The beaten path for Senate seats

If Brendan Johnson, as widely rumored, runs for his father Tim Johnson’s Senate seat, he’ll be attempting something very unusual in South Dakota history: winning a Senate seat without previously serving in the U.S. House.

The last South Dakota senator to win election to their seat without House experience was Harlan Bushfield in 1943. Bushfield was a former governor (which means Mike Rounds is facing a similar burden of history). Before him was John “Chan” Gurney in 1939, who as near as I can tell had never been elected to any public office until he entered the Senate.

Brendan Johnson is in the same position as Gurney. If he won a Senate seat it would be his first elected office.

But U.S. attorneys running for Congress is not that unusual nationally, even if it’s novel for South Dakota.

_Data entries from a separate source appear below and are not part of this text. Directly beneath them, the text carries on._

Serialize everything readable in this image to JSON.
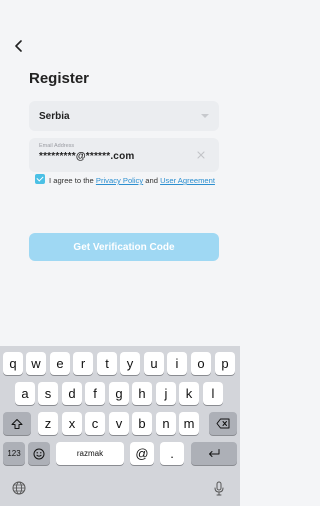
{
  "status_bar": {
    "left": "",
    "right": ""
  },
  "nav": {
    "back_icon": "chevron-left-icon"
  },
  "page": {
    "title": "Register"
  },
  "country": {
    "value": "Serbia",
    "icon": "chevron-down-icon"
  },
  "email": {
    "label": "Email Address",
    "value": "*********@******.com",
    "clear_icon": "close-icon"
  },
  "agreement": {
    "checked": true,
    "text_before": "I agree to the",
    "privacy_link": "Privacy Policy",
    "and": "and",
    "user_link": "User Agreement"
  },
  "actions": {
    "verify_label": "Get Verification Code"
  },
  "keyboard": {
    "row1": [
      "q",
      "w",
      "e",
      "r",
      "t",
      "y",
      "u",
      "i",
      "o",
      "p"
    ],
    "row2": [
      "a",
      "s",
      "d",
      "f",
      "g",
      "h",
      "j",
      "k",
      "l"
    ],
    "row3": [
      "z",
      "x",
      "c",
      "v",
      "b",
      "n",
      "m"
    ],
    "numbers_key": "123",
    "suggestion": "razmak",
    "at_key": "@",
    "dot_key": ".",
    "icons": {
      "shift": "shift-icon",
      "backspace": "backspace-icon",
      "emoji": "emoji-icon",
      "return": "return-icon",
      "globe": "globe-icon",
      "mic": "microphone-icon"
    }
  },
  "colors": {
    "accent": "#4bc0e5",
    "button_disabled": "#9fd8f3",
    "link": "#2c8fd0",
    "keyboard_bg": "#d3d5da"
  }
}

“U.S. Attorney is a very political office,” said Stuart Rothenberg, editor of the nonpartisan Rothenberg Political Report. “We get a lot of U.S. Attorneys who run for Congress or statewide office. They’re not just lawyers, they’re political folks… You usually have to have some political credentials to get that post.”

And compared to elected politicians, Rothenberg said, U.S. Attorneys have at least one advantage: “They don’t carry the baggage of having a long legislative record.”

Judging by history, you would expect Rep. Kristi Noem or ex-Rep. Stephanie Herseth Sandlin to have the edge for the senate seat, should Sen. Tim Johnson not run again. You have to go back a long ways to find precedent for governors making the move Rounds is trying, but there have been five people who’ve already walked his path. Brendan Johnson would be in much more novel territory for South Dakota.